Richie arched off the mattress as if hit with high voltage. He gave a cry that was plain if not clear. “Say sorry.”
It confused R.J. He’d planned to bombard his father with end-of-life insults before leaving his presence forever. He hadn’t planned to say sorry. He found that he very much wanted to.
But what appeared to him like an offer of absolution from a father to a wayward son looked otherwise to Bonnie. It offended her to see her brother fill with emotion as he formulated some plea for their father’s forgiveness. She issued an opposite order. “Go on. Tell Daddy you forgive him.”
R.J. took this in sluggishly. “I thought he wants me to say sorry.”

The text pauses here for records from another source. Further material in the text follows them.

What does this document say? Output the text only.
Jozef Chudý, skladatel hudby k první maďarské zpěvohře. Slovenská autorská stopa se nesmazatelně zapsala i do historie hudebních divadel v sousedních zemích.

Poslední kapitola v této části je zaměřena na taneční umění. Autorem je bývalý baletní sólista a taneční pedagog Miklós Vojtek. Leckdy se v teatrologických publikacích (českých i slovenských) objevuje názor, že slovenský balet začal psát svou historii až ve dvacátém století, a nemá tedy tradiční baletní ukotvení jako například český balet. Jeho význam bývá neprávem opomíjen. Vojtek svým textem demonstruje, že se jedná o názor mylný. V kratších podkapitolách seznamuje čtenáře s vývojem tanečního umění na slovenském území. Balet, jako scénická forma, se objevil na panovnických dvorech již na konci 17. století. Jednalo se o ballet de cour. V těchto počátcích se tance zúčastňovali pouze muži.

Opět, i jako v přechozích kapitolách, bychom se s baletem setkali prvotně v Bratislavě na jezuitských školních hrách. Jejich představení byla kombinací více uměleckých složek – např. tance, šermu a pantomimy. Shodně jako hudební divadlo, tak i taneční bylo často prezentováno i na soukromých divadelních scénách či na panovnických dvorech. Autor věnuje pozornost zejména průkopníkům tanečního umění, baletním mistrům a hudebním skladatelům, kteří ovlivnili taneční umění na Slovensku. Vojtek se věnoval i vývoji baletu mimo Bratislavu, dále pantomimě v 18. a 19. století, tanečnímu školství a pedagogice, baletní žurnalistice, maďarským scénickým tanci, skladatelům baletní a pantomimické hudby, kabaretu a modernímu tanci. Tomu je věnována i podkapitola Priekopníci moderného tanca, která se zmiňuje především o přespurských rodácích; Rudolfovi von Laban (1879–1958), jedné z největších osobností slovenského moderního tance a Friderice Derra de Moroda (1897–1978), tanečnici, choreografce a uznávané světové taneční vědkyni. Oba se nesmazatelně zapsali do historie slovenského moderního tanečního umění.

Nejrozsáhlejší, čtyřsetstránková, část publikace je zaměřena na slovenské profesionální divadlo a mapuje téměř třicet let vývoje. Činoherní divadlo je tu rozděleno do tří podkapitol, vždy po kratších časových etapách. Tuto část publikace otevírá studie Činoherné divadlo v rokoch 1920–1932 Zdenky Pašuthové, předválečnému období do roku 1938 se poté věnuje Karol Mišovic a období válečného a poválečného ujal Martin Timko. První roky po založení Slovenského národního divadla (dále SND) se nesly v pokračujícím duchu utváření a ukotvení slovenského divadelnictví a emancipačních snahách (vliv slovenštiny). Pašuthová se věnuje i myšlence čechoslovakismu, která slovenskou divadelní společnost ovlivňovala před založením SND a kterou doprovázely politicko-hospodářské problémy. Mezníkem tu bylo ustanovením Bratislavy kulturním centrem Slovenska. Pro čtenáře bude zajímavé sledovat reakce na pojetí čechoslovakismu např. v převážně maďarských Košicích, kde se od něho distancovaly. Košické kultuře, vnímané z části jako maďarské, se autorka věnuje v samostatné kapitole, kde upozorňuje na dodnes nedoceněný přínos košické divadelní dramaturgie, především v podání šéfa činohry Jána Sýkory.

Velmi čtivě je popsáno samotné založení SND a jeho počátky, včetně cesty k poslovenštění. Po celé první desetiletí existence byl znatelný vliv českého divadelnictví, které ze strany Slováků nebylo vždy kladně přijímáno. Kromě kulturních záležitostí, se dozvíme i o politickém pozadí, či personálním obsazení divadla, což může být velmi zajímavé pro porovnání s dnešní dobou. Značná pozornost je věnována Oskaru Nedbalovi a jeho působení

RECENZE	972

“Why would he? He cares about his soul, not yours. He’s saying sorry. Tell him okay and let him pass peaceful.”
“Forgive him why?”
“Because of Mama. Because of Angel. He’s always felt terrible about how he treated them, and you and Seth just spit on his tries to make amends.”
“He hit Mama.”
“Yes, he did.”
“More than once.”
“Yes, he did.”
“Angel too?”
“Of course.” She told him about that last day when their stepmother, bloody and frightened, sped down the driveway into the oak tree. He’d known only what the public had been told, what the papers said—that accidents just happen sometimes. “Daddy was the one made her crash. He beat her up and she ran away and I guess he scared her from steering right.”
“Scared how?”
“He liked his guns.” She shrugged, not flippantly—it meant the worst was now out and there was no more to tell. She stroked her father’s arm with fretful devotion, like a miser polishing silverware.
“I was fond of Angel,” R.J. said.
“You and every other man.”
“More than fond.”
“Like I said.”
Their father yanked his arm from her grip and raised it as if hailing a taxi. R.J. and Bonnie looked down at him. His eyes were fixed on things not there, like a dog that peers down an empty hallway where floorboards have inexplicably creaked.